Dive into aquaponics (the water's fine)
This symbiotic approach to growing food was practiced by ancient peoples like the Aztecs.
Mon, Jul 15, 2013 at 12:13 PM
An aquaponic system that involves tilapia or perch, watercress and tomatoes. The water is drawn up through one pump and gravity fed through the potted plants (which remove the nitrogen from the fish waste) and back into the tank where it re-oxygenizes the tank water. (Photo: grifray/Flickr)
Aquaponics is a farming method that marries aquaculture, (raising aquatic animals such as fish), with hydroponics, the cultivation of plants in water, to produce food efficiently and sustainably in just about any environment. Unlike traditional farming, it doesn't require soil or much land. You can grow food aquaponically on your kitchen counter.

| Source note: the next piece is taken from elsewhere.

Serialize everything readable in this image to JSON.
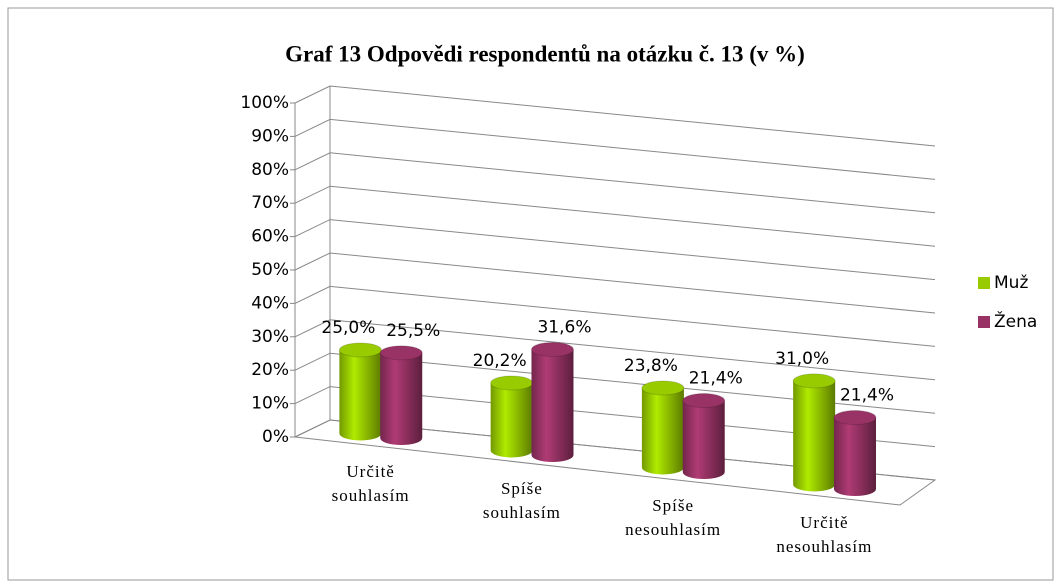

Aquaponics proves that everything old is new again. This symbiotic approach to growing food was practiced by ancient peoples like the Aztecs, who used chinampas to grow tomatoes, peppers, beans and maize.
If you're having trouble processing how aquaponics systems work, picture your vegetable garden growing over a fish tank and you have an idea. The waste of fish, usually tilapia (the most popular for home and commercial systems), is broken down and feeds the plants, the plants process and clean the water, which is then returned to the fish tanks.

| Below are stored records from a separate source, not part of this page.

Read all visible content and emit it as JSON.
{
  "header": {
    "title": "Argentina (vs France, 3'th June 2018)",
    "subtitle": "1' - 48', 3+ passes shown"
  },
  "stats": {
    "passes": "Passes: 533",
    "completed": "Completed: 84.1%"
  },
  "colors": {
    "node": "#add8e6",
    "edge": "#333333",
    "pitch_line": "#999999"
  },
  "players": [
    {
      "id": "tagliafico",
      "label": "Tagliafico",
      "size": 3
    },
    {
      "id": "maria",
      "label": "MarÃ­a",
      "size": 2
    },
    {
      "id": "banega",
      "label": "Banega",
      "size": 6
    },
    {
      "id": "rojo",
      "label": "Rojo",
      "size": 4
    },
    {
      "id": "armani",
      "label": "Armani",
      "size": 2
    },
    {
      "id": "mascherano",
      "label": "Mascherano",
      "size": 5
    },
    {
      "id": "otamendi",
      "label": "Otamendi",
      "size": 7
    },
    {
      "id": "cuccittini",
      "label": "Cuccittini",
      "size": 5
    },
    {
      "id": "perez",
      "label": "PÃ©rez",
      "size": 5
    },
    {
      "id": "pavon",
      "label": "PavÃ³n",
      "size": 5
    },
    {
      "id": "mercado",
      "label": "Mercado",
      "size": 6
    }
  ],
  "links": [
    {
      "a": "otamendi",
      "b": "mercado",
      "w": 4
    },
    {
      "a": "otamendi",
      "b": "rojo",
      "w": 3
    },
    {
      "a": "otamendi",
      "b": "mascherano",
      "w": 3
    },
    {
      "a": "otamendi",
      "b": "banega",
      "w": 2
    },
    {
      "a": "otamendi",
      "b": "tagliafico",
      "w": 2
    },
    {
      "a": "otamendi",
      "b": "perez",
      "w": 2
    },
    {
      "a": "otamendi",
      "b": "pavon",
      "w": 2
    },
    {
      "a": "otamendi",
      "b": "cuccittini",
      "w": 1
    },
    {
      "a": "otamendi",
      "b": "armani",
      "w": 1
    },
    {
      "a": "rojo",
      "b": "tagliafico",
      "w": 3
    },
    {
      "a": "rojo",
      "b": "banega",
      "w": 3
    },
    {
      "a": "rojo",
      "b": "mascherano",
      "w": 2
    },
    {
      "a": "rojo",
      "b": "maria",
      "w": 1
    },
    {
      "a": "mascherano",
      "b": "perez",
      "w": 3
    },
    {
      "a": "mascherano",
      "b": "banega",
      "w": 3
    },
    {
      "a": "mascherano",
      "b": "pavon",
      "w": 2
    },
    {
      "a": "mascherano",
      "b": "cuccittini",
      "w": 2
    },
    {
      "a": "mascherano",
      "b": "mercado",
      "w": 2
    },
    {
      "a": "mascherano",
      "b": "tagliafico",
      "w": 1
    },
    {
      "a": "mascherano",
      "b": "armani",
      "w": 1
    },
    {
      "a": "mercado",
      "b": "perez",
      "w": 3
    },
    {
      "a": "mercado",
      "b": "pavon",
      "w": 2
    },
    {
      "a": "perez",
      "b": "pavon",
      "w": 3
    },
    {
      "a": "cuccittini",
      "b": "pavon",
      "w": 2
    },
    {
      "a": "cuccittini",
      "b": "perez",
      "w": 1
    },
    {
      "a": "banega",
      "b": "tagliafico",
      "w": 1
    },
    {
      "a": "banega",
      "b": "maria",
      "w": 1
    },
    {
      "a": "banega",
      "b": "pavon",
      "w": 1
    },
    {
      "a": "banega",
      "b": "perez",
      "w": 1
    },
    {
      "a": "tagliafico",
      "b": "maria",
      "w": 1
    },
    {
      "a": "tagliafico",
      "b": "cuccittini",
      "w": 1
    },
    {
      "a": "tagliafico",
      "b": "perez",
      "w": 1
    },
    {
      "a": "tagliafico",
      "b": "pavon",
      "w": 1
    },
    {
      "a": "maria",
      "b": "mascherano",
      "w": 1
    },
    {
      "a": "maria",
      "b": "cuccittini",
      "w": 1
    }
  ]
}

The most common misconception surrounding aquaponics systems is that you're growing food in fish "poop."
"Fish waste is actually ammonia, that through an aquaponics system, gets broken down into nitrites and then nitrates. The nitrates is what the plants love and are constantly taking up as food," says Nikhil Arora, one of the founders of Back to the Roots. "So you're not really growing your food of fish waste, but rather nitrates."

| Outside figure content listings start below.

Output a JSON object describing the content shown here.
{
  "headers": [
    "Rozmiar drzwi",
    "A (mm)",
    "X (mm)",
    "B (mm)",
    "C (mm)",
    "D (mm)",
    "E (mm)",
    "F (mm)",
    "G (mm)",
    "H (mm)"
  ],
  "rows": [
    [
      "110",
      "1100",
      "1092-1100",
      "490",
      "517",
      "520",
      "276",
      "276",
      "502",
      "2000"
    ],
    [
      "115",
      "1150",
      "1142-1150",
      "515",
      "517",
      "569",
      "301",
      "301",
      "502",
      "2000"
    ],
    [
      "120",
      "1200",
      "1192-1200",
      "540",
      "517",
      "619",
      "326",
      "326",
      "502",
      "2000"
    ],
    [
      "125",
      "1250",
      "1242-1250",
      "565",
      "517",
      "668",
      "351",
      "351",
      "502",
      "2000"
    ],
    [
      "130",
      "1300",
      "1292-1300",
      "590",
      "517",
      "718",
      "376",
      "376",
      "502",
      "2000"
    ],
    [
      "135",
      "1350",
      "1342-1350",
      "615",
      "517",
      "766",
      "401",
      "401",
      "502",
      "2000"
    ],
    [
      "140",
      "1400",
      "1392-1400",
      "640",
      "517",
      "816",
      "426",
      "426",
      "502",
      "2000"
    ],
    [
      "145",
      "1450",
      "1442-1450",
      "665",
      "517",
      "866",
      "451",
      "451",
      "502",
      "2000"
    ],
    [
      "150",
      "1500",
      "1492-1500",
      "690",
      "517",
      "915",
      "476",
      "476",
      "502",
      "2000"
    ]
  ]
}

You may be familiar with Back to the Roots as the company that helped popularize mushroom growing kits, but the company recently launched the AquaFarm after a successful Kickstarter project. And the company's tabletop aquaponics system is proving to be popular with families who are using the system to teach kids the benefits of growing their own food.
Perhaps it's the allure of the fish, but aquaponics systems are spawning a new generation of gardeners. "We get everyone; from businesses that grow and sell food, to young people and students working on science projects," says Tom Trilla, one of the owners of Chicago Roots, a hydroponics supply shop in Chicago that sells everything — minus the fish — that you'd need to build an aquaponics system at home.
Dive into aquaponics
The easiest way to test the waters of aquaponics is to buy a kit like the one recently introduced by AquaFarm and available at Whole Foods, Petco and Nordstrom.
One great thing about aquaponics systems is that they are perfect for the DIY enthusiast. In a weekend you can make your own system designed for your space — indoors and outdoors — and have a year-round food production system going for little money compared to traditional farming and vegetable gardening.
Aquaponics systems are ideal for contaminated areas where the ground can't be used to grow food. In this video, Eric Maundu, whose background is in robotics, explains the basic and benefits of aquaponics and demonstrates an Arduino-based aquaponics system in an industrial area of Oakland, Calif.
Desktop aquaponics system
Another great thing about this method of growing your own food is just how open and free the community of enthusiasts is with sharing information about building an aquaponics system. For instance, people like Robert Brennan post tutorials and videos on making your own system. In this video below he turns an old desk into a hydroponics system.
Proving that aquaponics systems can be attractive, ELIOOO is a manual created by designer Antonio Scarponi for building stylish aquaponics systems using parts and components you can buy at just about any IKEA store. But there are also many free plans available for DIY aquaponics systems at Instructables that you can follow.
"With so many issues arising around processed foods, GMOs, etc., consumers are itching for something that's good for their health and the planet at the same time-while tasting good," says Arora.
For many who cannot build traditional gardens, aquaponics systems that can be scaled to fit any need — and may scratch that itch.